Но мысль не уходит. Подвал предстает в моем сознании, словно я сама дала жизнь воспоминаниями, просто подумав, что это может случиться. Они вертятся в голове, выскальзывая из темных углов. Углы клетки изгибаются и деформируются. Тени обманывают.

Я зажмуриваюсь в темноте. Чертов узкий лучик света. Интересно, Грейсон специально оставил его, чтобы поиздеваться надо мной.

Как только семя посажено, я не могу его искоренить. Я расхаживаю по камере. Взад и вперед. Пытаясь выкинуть эту мысль из головы или довести себя до изнеможения.

Может, я так и не выбралась из подвала отца. Может, я всю жизнь прожила в фантазии, а на самом деле он все это время держал меня в ловушке в этой сырой тюрьме.
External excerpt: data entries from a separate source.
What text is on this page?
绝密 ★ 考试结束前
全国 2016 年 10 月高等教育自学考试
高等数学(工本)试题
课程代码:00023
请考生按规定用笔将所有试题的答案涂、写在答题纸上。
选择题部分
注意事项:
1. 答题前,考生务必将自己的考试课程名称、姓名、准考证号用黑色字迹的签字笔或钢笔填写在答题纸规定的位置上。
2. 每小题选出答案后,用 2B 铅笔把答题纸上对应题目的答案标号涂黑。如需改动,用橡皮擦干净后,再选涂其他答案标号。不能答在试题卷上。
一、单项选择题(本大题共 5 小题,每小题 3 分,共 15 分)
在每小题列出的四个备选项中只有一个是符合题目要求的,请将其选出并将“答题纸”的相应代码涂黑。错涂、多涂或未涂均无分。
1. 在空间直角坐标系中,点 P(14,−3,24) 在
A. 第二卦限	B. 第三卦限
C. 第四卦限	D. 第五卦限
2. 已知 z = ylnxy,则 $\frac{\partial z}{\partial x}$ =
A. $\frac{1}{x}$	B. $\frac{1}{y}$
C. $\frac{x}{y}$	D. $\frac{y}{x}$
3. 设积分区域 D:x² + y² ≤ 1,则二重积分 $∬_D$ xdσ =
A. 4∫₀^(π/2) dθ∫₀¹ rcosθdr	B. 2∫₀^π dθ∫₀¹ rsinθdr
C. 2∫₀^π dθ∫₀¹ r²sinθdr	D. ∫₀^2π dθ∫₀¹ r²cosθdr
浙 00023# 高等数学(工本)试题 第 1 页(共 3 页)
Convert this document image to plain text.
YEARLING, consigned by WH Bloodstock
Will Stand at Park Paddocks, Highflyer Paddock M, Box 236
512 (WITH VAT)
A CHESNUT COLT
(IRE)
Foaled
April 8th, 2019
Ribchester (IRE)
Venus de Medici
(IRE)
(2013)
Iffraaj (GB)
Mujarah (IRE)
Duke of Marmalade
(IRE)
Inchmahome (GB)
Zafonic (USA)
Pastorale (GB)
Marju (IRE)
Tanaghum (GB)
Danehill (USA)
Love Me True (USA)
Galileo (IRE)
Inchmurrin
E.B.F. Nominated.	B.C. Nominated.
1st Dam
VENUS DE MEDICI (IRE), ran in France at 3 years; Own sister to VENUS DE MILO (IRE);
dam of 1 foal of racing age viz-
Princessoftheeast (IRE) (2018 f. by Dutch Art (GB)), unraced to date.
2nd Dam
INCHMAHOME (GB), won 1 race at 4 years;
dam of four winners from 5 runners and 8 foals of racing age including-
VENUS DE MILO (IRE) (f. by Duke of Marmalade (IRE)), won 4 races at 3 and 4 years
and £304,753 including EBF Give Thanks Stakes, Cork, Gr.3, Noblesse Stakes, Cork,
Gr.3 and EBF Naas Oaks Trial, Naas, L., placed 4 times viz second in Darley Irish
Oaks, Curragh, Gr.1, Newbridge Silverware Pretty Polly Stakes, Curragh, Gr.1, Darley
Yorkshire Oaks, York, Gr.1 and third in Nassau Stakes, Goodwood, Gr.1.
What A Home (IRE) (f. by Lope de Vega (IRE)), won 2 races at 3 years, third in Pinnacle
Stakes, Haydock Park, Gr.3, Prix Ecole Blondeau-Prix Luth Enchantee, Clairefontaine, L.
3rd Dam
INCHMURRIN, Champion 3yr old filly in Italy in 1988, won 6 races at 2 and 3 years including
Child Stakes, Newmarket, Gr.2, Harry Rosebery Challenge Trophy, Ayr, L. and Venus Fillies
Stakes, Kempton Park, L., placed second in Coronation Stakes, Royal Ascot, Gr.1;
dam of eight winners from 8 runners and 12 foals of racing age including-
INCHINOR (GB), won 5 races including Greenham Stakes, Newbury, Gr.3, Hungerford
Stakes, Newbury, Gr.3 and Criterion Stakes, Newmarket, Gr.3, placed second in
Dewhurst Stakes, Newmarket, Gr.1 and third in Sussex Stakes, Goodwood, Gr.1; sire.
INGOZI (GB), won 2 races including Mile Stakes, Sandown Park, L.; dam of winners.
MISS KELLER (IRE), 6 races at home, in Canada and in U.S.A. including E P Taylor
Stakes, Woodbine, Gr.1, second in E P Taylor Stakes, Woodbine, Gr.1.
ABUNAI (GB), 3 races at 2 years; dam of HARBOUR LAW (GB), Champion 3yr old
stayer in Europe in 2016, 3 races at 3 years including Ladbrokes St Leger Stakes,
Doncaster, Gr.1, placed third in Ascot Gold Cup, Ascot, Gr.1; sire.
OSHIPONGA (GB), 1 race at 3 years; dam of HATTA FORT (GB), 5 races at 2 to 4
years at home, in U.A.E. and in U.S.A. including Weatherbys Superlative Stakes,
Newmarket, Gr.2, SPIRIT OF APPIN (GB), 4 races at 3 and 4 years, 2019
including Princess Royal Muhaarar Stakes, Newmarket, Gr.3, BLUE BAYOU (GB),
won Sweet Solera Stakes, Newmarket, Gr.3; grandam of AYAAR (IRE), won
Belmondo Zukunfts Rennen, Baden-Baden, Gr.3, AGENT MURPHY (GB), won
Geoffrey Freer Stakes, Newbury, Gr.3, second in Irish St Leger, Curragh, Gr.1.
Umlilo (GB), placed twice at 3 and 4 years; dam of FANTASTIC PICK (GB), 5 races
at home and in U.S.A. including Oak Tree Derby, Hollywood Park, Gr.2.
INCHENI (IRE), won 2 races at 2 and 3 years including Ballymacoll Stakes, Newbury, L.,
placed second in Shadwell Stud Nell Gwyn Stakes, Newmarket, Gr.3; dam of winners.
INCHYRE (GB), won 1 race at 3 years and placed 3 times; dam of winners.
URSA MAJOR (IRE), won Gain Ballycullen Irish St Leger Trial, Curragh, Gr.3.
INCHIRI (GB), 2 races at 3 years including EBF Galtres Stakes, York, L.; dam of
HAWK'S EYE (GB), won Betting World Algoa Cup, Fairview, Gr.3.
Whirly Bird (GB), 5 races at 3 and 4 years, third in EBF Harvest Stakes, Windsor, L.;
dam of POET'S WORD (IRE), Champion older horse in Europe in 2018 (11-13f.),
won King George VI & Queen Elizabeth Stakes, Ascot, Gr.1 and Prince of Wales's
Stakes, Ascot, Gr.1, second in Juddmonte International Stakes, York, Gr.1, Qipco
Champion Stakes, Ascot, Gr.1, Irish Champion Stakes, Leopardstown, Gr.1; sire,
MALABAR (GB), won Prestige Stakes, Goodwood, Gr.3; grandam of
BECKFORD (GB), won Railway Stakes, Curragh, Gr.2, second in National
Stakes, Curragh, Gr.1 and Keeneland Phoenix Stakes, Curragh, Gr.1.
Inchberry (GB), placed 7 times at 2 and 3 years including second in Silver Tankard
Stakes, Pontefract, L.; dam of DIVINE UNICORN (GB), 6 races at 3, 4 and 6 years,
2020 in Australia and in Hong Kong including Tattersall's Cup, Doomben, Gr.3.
— К черту это, — я приседаю в углу и обнимаю ноги. Я могу переиграть его в этой игре. Он не может просто держать меня здесь. Я должна есть. Мне нужно ходить в туалет. С внезапной вспышкой страха я припоминаю, что заметила что-то по другую сторону камеры.

Я ползу туда, выставляя вперед руки, пока что-то не нахожу. Я обвиваю руками ободок. Ведро.

— О Боже.

Я вскакиваю на ноги и кричу. Кричу, пока легкие не воспламеняются, а живот не начинает болеть от чрезмерной нагрузки на мышцы. Я кричу сквозь гневные слезы, и когда мой голос срывается, я проклинаю Грейсона горячим шепотом.

Никто не отвечает.

Тишина нарастает до тех пор, пока в ушах не начинает звенеть.

Меняю позу. Меряю клетку шагами. Делаю обычные упражнения, чтобы уменьшить боль в спине. Стараюсь не принимать вторую половину таблетки. Терплю неудачу и все равно принимаю. Потом принимаю вторую. Пытаюсь заснуть и пытаюсь считать. Отпиваю из бутылки с водой, которую он мне оставил. Сдерживаю мочевой пузырь, отказываясь использовать гребаное ведро.

Неоднократно повторяю все вышеперечисленное. Меняю порядок, выполняю действия наугад, пытаясь сделать что-то… новое.

Как много времени понадобится Грейсону, чтобы избавиться от машины? Час… день… несколько дней? Тишина становится густой и тяжелой, давя на меня в темноте. Я теряю ориентиры. Мои чувства сбиты с толку. Используя остатки света, пытаюсь увидеть свои руки. Их покрывает холодная влага — то же самое ощущение, которое я испытала в тот день. Я помню густую кровь… как он покрыла мою плоть, просачиваясь в каждую пору. Прямо до костей.